Brockmann: Schon Aristoteles hat gefragt: Kann schlechtes Verhalten ethisch richtig sein oder muss man differenzieren? Die Glücksforschung zeigt, dass Menschen nicht nur nach individuellem Glück streben, sondern in vielen Glücksbestrebungen sozial sind und das gute Empfinden mit anderen teilen wollen. Deshalb widmen sich viele dem Ehrenamt, der gemeinsamen Religionsausübung, dem gemeinsamen Musizieren.

taz: Aber driftet unsere Gesellschaft nicht eher auseinander? Vereinsmitgliedschaften, Ehrenamt, sogar Blutspenden gehen zurück.

Brockmann: Schwer zu sagen. Jedenfalls ist belegt, dass Menschen, die ehrenamtlich arbeiten, sehr zufrieden sind. Wir sehen, dass Spenden glücklich macht – und Aktivitäten in nicht-hierarchischer Gemeinschaft unter Freunden: Da, wo sie nicht um Status, Anerkennung, Aufmerksamkeit buhlen müssen.

taz: Aber gesamtgesellschaftlich schwindet der Altruismus eher.

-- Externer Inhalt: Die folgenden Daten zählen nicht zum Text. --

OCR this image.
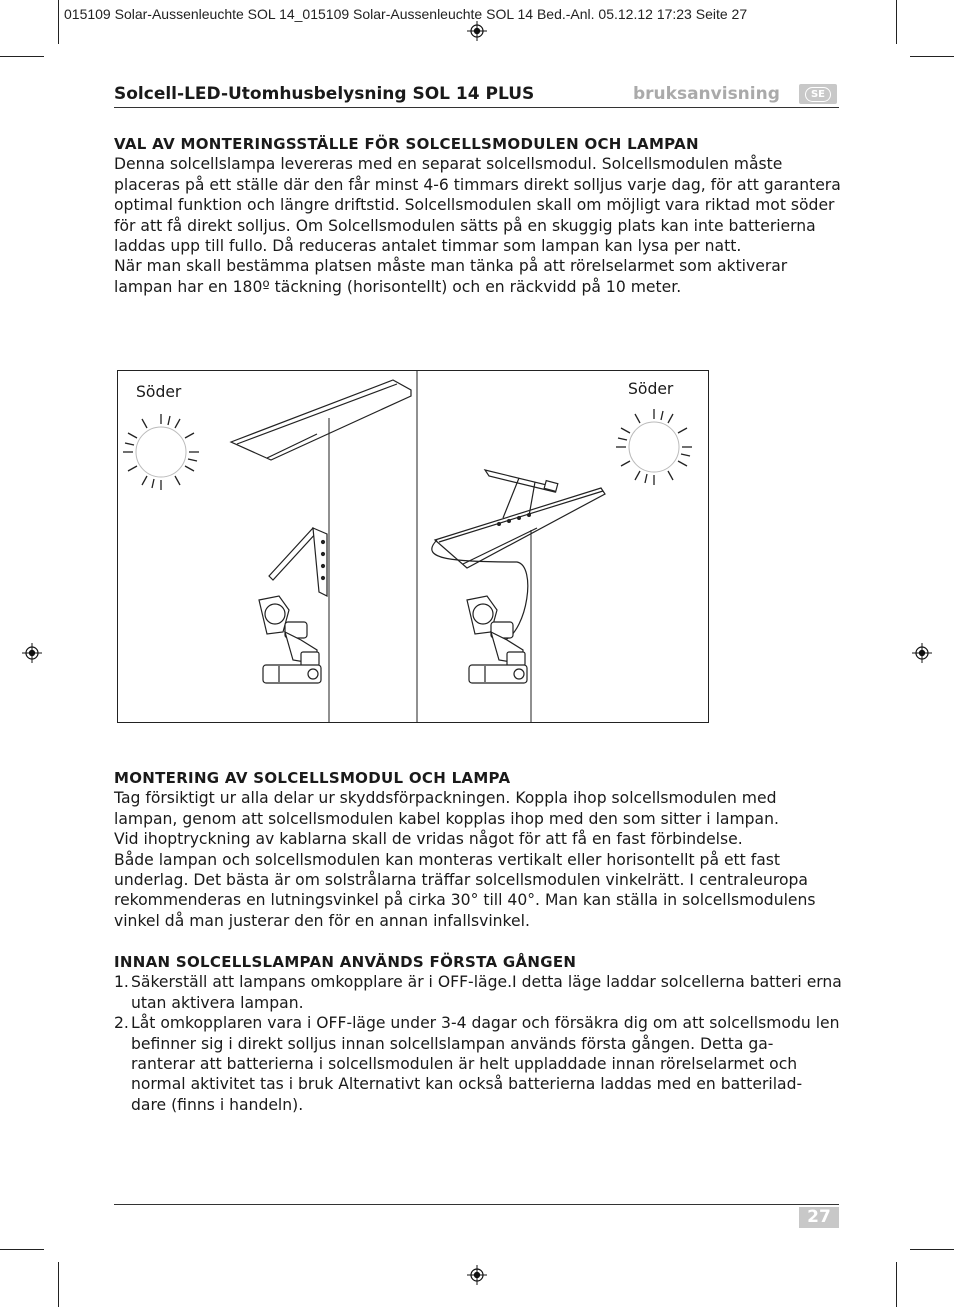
015109 Solar-Aussenleuchte SOL 14_015109 Solar-Aussenleuchte SOL 14 Bed.-Anl. 05.12.12 17:23 Seite 27
Solcell-LED-Utomhusbelysning SOL 14 PLUS	bruksanvisning	SE
VAL AV MONTERINGSSTÄLLE FÖR SOLCELLSMODULEN OCH LAMPAN

Denna solcellslampa levereras med en separat solcellsmodul. Solcellsmodulen måste placeras på ett ställe där den får minst 4-6 timmars direkt solljus varje dag, för att garantera optimal funktion och längre driftstid. Solcellsmodulen skall om möjligt vara riktad mot söder för att få direkt solljus. Om Solcellsmodulen sätts på en skuggig plats kan inte batterierna laddas upp till fullo. Då reduceras antalet timmar som lampan kan lysa per natt.

När man skall bestämma platsen måste man tänka på att rörelselarmet som aktiverar lampan har en 180º täckning (horisontellt) och en räckvidd på 10 meter.

Söder	Söder
MONTERING AV SOLCELLSMODUL OCH LAMPA

Tag försiktigt ur alla delar ur skyddsförpackningen. Koppla ihop solcellsmodulen med lampan, genom att solcellsmodulen kabel kopplas ihop med den som sitter i lampan.

Vid ihoptryckning av kablarna skall de vridas något för att få en fast förbindelse.

Både lampan och solcellsmodulen kan monteras vertikalt eller horisontellt på ett fast underlag. Det bästa är om solstrålarna träffar solcellsmodulen vinkelrätt. I centraleuropa rekommenderas en lutningsvinkel på cirka 30° till 40°. Man kan ställa in solcellsmodulens vinkel då man justerar den för en annan infallsvinkel.

INNAN SOLCELLSLAMPAN ANVÄNDS FÖRSTA GÅNGEN
1. Säkerställ att lampans omkopplare är i OFF-läge.I detta läge laddar solcellerna batteri erna utan aktivera lampan.
2. Låt omkopplaren vara i OFF-läge under 3-4 dagar och försäkra dig om att solcellsmodu len befinner sig i direkt solljus innan solcellslampan används första gången. Detta ga- ranterar att batterierna i solcellsmodulen är helt uppladdade innan rörelselarmet och normal aktivitet tas i bruk Alternativt kan också batterierna laddas med en batterilad- dare (finns i handeln).
27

Brockmann: Ja, Egoismus und Ehrgeiz sind schon stark. Die neoliberale Ideologie hat das in der westlichen Kultur lange propagiert, indem es hieß: „Die Leute treibt egoistisches Interesse an.“ Westliche Kulturen haben das Kompetitive extrem herausstellt und das Kollektive abgewertet. Weil sich sonst angeblich jeder der Verantwortung entziehen und in die soziale Hängematte legen würde. Das ist eine sehr einseitige Sicht. Denn wir sind zutiefst sozial und können nur gut existieren, wenn wir Leute haben, die sich am Anfang und am Ende unseres Lebens um uns kümmern. Diese gegenseitige Großzügigkeit gehört zum Menschsein dazu. Dabei sind wir uns der eigenen Endlichkeit sehr bewusst – eine große Frustration für das Ego. Die Suche nach Sinn scheint in allen Kulturen die Rezeptur zu sein.

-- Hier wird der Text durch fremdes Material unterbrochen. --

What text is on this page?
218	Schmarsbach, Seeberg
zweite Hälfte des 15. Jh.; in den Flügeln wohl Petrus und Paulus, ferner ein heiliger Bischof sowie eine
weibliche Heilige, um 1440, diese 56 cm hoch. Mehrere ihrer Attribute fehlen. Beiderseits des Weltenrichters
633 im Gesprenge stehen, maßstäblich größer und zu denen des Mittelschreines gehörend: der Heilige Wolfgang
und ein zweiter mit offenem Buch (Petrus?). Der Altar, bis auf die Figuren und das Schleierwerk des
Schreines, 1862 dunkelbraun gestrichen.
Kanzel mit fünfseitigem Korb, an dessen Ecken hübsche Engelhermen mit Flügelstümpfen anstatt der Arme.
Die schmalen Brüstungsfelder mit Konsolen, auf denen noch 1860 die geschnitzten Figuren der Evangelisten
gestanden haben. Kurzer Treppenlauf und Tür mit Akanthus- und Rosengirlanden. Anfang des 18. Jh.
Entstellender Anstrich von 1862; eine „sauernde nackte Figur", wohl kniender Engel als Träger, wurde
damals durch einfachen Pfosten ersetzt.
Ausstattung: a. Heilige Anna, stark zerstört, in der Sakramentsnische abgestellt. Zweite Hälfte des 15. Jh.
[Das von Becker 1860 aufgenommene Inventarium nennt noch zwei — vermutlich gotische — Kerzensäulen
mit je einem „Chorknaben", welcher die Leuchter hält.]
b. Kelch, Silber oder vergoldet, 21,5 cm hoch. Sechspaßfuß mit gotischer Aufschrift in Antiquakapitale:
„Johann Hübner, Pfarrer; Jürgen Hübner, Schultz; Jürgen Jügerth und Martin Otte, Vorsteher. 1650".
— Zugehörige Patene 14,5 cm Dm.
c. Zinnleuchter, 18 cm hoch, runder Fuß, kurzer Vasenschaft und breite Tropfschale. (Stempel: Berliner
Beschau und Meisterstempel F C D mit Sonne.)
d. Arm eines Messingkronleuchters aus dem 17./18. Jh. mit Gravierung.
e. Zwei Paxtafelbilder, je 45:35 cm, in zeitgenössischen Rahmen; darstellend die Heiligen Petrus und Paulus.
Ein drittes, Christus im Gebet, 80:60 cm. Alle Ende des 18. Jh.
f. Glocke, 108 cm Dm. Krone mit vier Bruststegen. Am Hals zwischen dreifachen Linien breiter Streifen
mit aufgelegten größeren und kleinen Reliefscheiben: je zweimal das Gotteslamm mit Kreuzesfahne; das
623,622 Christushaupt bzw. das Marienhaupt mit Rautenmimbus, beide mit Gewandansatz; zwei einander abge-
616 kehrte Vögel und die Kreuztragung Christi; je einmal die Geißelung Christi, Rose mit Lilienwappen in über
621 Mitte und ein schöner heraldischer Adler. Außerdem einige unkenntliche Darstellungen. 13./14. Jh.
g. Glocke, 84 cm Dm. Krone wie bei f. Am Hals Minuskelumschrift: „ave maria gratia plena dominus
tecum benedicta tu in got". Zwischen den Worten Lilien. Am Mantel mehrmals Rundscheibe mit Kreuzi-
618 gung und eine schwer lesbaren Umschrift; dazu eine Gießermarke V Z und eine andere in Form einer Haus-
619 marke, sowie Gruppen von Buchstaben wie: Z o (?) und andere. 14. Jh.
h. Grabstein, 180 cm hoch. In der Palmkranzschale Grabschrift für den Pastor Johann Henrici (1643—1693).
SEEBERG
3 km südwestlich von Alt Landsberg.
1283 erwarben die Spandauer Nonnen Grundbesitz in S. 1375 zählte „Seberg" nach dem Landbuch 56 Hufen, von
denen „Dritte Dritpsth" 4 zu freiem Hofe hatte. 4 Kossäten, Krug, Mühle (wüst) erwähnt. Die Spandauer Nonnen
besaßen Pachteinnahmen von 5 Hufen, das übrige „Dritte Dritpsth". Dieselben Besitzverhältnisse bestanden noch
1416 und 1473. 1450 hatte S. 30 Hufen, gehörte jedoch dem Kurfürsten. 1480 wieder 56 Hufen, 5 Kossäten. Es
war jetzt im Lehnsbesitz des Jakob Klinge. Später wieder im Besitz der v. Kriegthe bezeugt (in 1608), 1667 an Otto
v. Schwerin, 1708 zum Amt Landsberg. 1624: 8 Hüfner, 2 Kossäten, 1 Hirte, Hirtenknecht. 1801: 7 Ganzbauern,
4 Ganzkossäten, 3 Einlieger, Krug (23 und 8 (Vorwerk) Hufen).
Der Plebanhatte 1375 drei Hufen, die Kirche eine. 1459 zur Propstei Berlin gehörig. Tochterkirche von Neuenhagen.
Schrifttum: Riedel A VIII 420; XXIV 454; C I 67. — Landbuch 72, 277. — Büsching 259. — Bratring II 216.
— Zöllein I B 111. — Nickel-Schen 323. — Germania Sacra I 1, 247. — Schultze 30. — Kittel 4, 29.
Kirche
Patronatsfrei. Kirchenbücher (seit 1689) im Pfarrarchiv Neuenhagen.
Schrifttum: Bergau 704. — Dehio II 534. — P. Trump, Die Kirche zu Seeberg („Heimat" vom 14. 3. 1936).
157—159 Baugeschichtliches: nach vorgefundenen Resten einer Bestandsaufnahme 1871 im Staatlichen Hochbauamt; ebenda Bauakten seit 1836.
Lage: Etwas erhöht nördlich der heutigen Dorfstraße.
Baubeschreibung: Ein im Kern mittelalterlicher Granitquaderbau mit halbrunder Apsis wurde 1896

„Wichtig ist, dass man das Aufhören des Schmerzes nicht zur Voraussetzung für das Glücklichsein macht“

taz: Ein Kapitel Ihres Buchs lautet „physischer Schmerz und Glück“. Wie geht das zusammen?

Brockmann: Viele Menschen haben chronische Schmerzen. Die Ursache ist oft harmlos, und sie müssen lernen, sich damit zu arrangieren. Eine Relativierung – den Schmerz aus einem anderen Blickwinkel zu betrachten – funktioniert durchaus. Wichtig ist, dass man das Aufhören des Schmerzes nicht zur Voraussetzung für das Glücklichsein macht. Eine Methode ist der im Buch erwähnte Cold Comfort.

taz: Das bedeutet?

Brockmann: Eine finnische Forscherin beschreibt das in ihrem Land beliebte Eisbaden. Es ist eine Methode, die eigene Abwehr zu überwinden. Wenn man den Impuls, das kalte Wasser zu meiden, überwindet, bekommt man ein Gefühl von Kontrolle und Selbstwirksamkeit. Und dann kann man auch sein Kreisen um den Schmerz überwinden. Das heißt: Ich kann etwas schaffen, von dem ich dachte, ich schaffe es nicht. Ich erfahre, dass ich unter widrigen Bedingungen überleben kann und die Krise die physischen und mentalen Abwehrkräfte stärkt.